Unfortunately, I cannot reveal too much about the inner workings of AlphaControls (I'm subject to its license agreement).
I studied the transparency issue. As it turns out, AlphaControls doesn't do real transparency, it does Blending. This means that it will use the bitmap of the parent of a control to mix in the blended percentage with the bitmap of the control itself. This is not slow, because from the beginning all bitmaps are copied and stored internally and all operations are done in memory in the copied bitmaps. Only the final result is painted on the canvas.
It's something like drawing the whole in a bitmap and then draw in the canvas.
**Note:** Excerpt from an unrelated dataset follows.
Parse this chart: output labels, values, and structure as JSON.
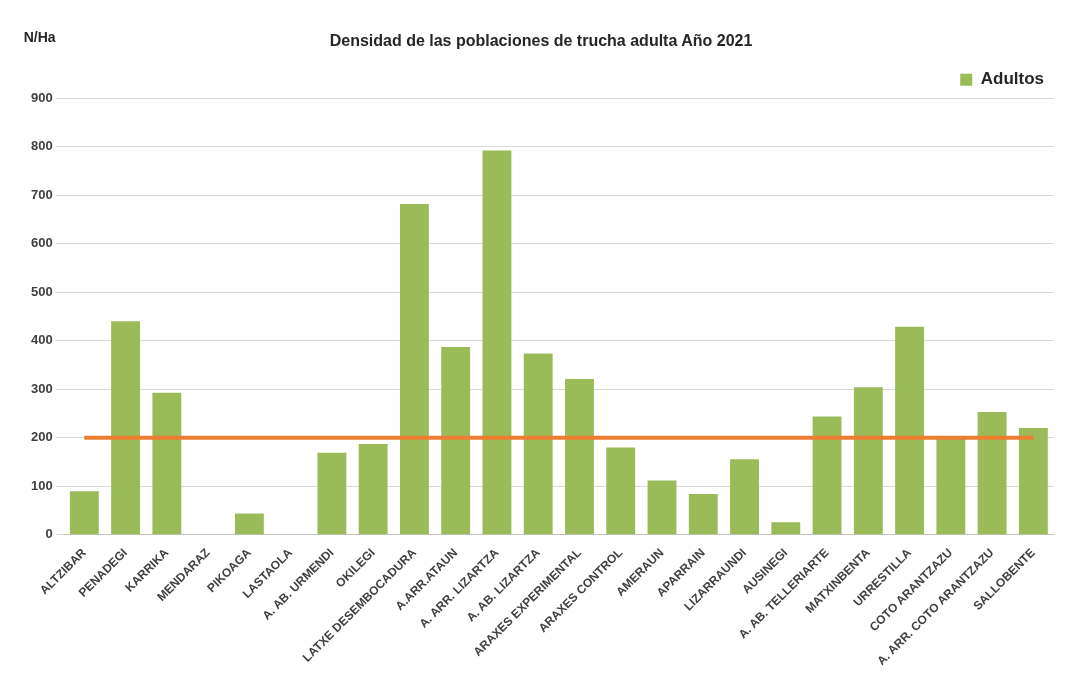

I've seen that Windows does something like that with Windows 7 Explorer ToolBar. There are at least 2 resources in the msstyles, one for the toolbar background and other for the button. The toolbar resource is 100% equal to the toolbar background final result, is slice scaled (the image is 3px width, i don't remember height, so 1 px left and 1 px right for slice scaling, and I remember 3 px top and 3 px bottom, those are the borders).. well, the button resource is another bitmap with alpha, but when i do 'PutImage' with bgrabitmap it looks bad.. I need to use some blend mode, but I've no idea how to, so I think that the toolbar do the same trick to achieve the transparency: using blend modes.
The buttons are transparent and blended with the background.
If you see the toolbar with no themes, there are just '3d rectangles'. So I think that the drawing of the buttons are 'hidden' and only the toolbar area is repainted, like the whole canvas in AlphaSkin.